Tal vez sea hora de desplazar el debate sobre la emigración a donde se encuentra en América Latina y el Caribe: el respeto pleno a los derechos en el país de origen y en el de destino. El derecho a viajar, repatriarse o relacionarse como cada quien decida con la isla es vulnerado por el embargo.

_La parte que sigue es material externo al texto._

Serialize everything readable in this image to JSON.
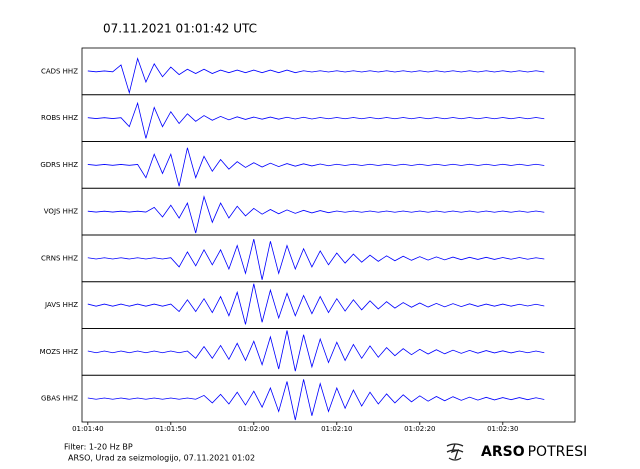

Todo el dispositivo jurídico del embargo, que va de la Ley Helms-Burton a las más recientes sanciones de Trump, por su carácter extraterritorial y punitivo, es violatorio de la soberanía cubana, pero también de los derechos de la ciudadanía de la isla y la diáspora.

Dicho esto, no tiene sentido desconocer que la falta de estatuto jurídico de los emigrantes en la Constitución, el rechazo de permisos de entrada por motivos políticos o la estigmatización de miembros de la diáspora en medios e instituciones de la isla, también constituyen violaciones que carecen de equivalente en el constitucionalismo latinoamericano y caribeño, de izquierda, centro o derecha. A inicios de la tercera década del siglo XXI, el derecho migratorio cubano sigue capturado por la legislación antiembargo de fines del siglo XX. Esa captura no es causa sino efecto de una idea excluyente de la nación.